Je suis convaincu qu’il y a là une source d’enrichissement de la capacité de décision de notre île mais je suis également conscient que sans votre présence dans cette réorganisation, il ne peut y avoir de réponse cohérente face aux défis d’un équilibre qu’il nous faut encore trouver.

Aujourd’hui, les Réunionnais sont bloqués dans leurs projets d’aménagement dans les hauts de l’île. Ils ne peuvent plus construire de case sur un terrain pourtant familial, ils ne peuvent plus élever d’animaux, ils ne peuvent plus développer de filière agricole.

Je fais aussi le constat qu’en 10 ans, le fossé économique et social s’est dangereusement creusé entre le littoral et les hauts de l’île. 10 ans d’immobilisme incompréhensible malgré les projets d’aménagements touristiques portés par des entreprises sérieuses et respectueuses de l’environnement… C’est pourquoi je propose de faire du parc national des Hauts, un parc réunionnais durable et innovant en trouvant le juste équilibre entre préservation de la biodiversité et développement des activités humaines.

En parallèle de cette refonte du Parc, il faut également un nouveau Schéma d’Aménagement Régional (SAR), l’actuel étant devenu totalement inadapté à La Réunion.

L’aménagement est au service du développement, et celui-ci ne peut s’envisager sans prendre en compte les problèmes du foncier.
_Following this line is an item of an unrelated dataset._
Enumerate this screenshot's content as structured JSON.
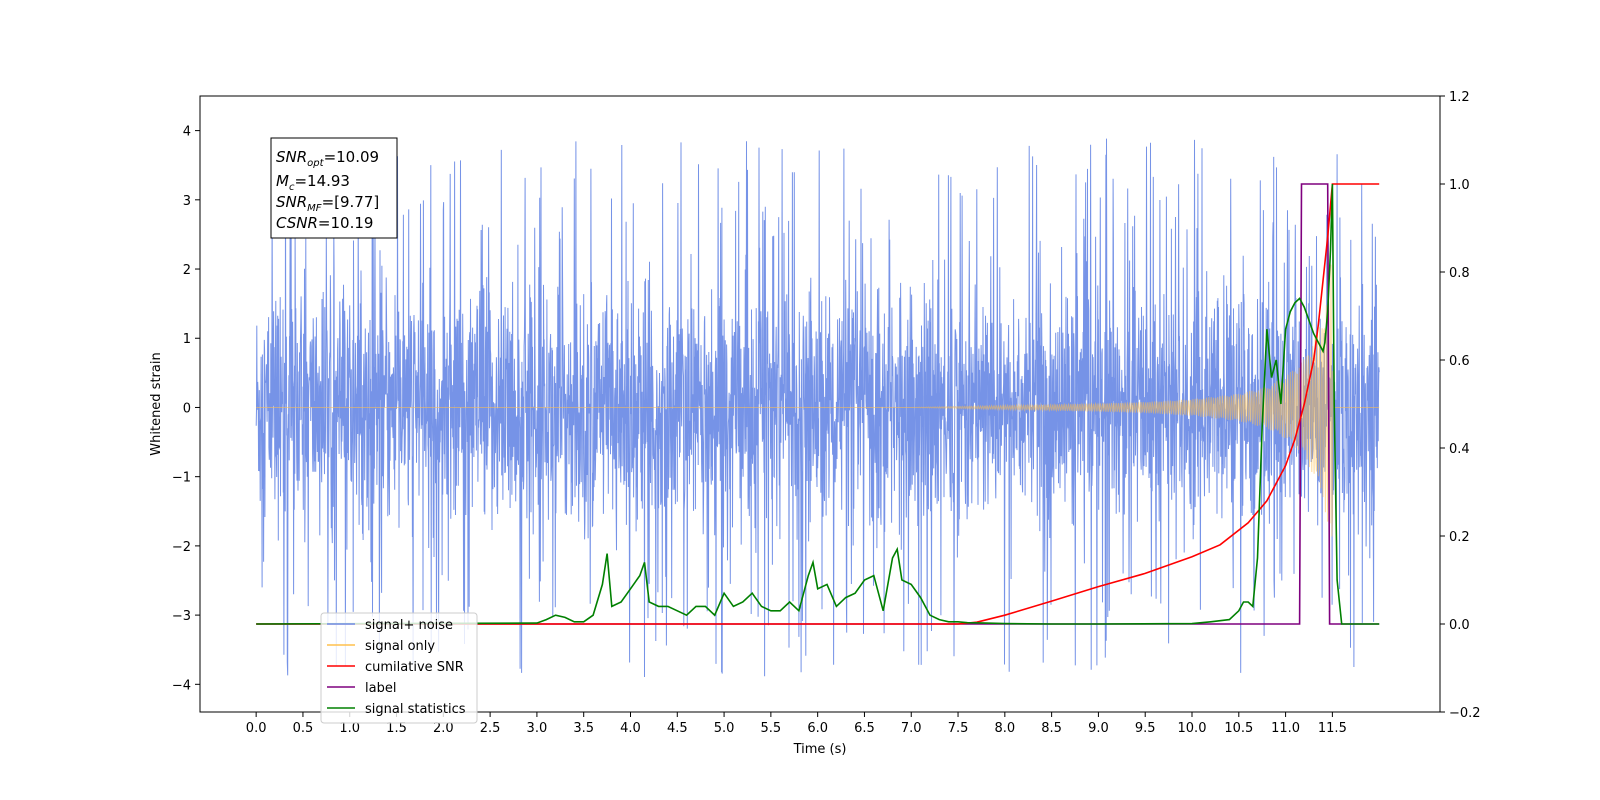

C’est vrai pour le logement comme pour les activités économiques comme le tourisme qui suppose à la fois des infrastructures développées, notamment dans les Hauts (Eco-lodges, activités touristiques, gites), et des espaces préservés, susceptibles d’attirer de nombreux visiteurs.

Libérer les entreprises :

Autant d’évolutions qui nécessitent la présence des architectes et des urbanistes et la prise en compte de l’approche architecturale dans les réflexions urbaines, l’aménagement économique et les zones d’activités, les projets routiers, que vous soyez aussi partie prenante de la révision du SAR, des projets immobiliers de la collectivité et de ses acquisitions foncières.

Sans doute s’agit-il, comme vous le proposez, de définir les nouveaux outils pour y parvenir et de nouvelles démarches de concertation avec l’ensemble des services de la Région pour accompagner ces évolutions afin d’articuler à l’échelle la plus pertinente nos politiques locales de l’habitat, celles des déplacements, sans oublier les politiques de développement commercial maîtrisé ou encore la question patrimoniale.

C’est pourquoi je souscris pleinement à votre proposition de créer une instance de concertation qui permettrait d’institutionnaliser un dialogue régulier entre les autorités publiques et les représentants des architectes.

Autour de cette gouvernance repensée, il me paraît également important que soit affirmée et confortée la responsabilité des maîtres d’ouvrage dans la sélection des entreprises et le choix des offres, permettant ainsi de donner sa pleine valeur à la notion de « mieux disant » qui reste essentiel.

Je sais que la question de l’accès à la commande publique vous préoccupe tout particulièrement et ma conviction est que la nécessaire transparence des règles ne doit pas porter atteinte à la promotion de l’innovation et à la créativité de vos entreprises, et pas davantage à la qualité de la restitution notamment dans le domaine de l’urbanisme.

Au-delà de la réponse qui vous est faite ici, je souhaite, Monsieur le Président, que nous puissions continuer à travailler ensemble en ajoutant nos compétences et notre sens des responsabilités.

Ma réponse vous paraîtra sans doute un peu longue et détaillée, mais il est de ma responsabilité de préciser les lignes d’action qui seront mes priorités pour les prochaines années, d’être aussi à la hauteur des enjeux que représente l’aménagement durable et équilibré de notre île.

Je vous prie, Monsieur le Président, de recevoir l’expression de mes meilleurs sentiments.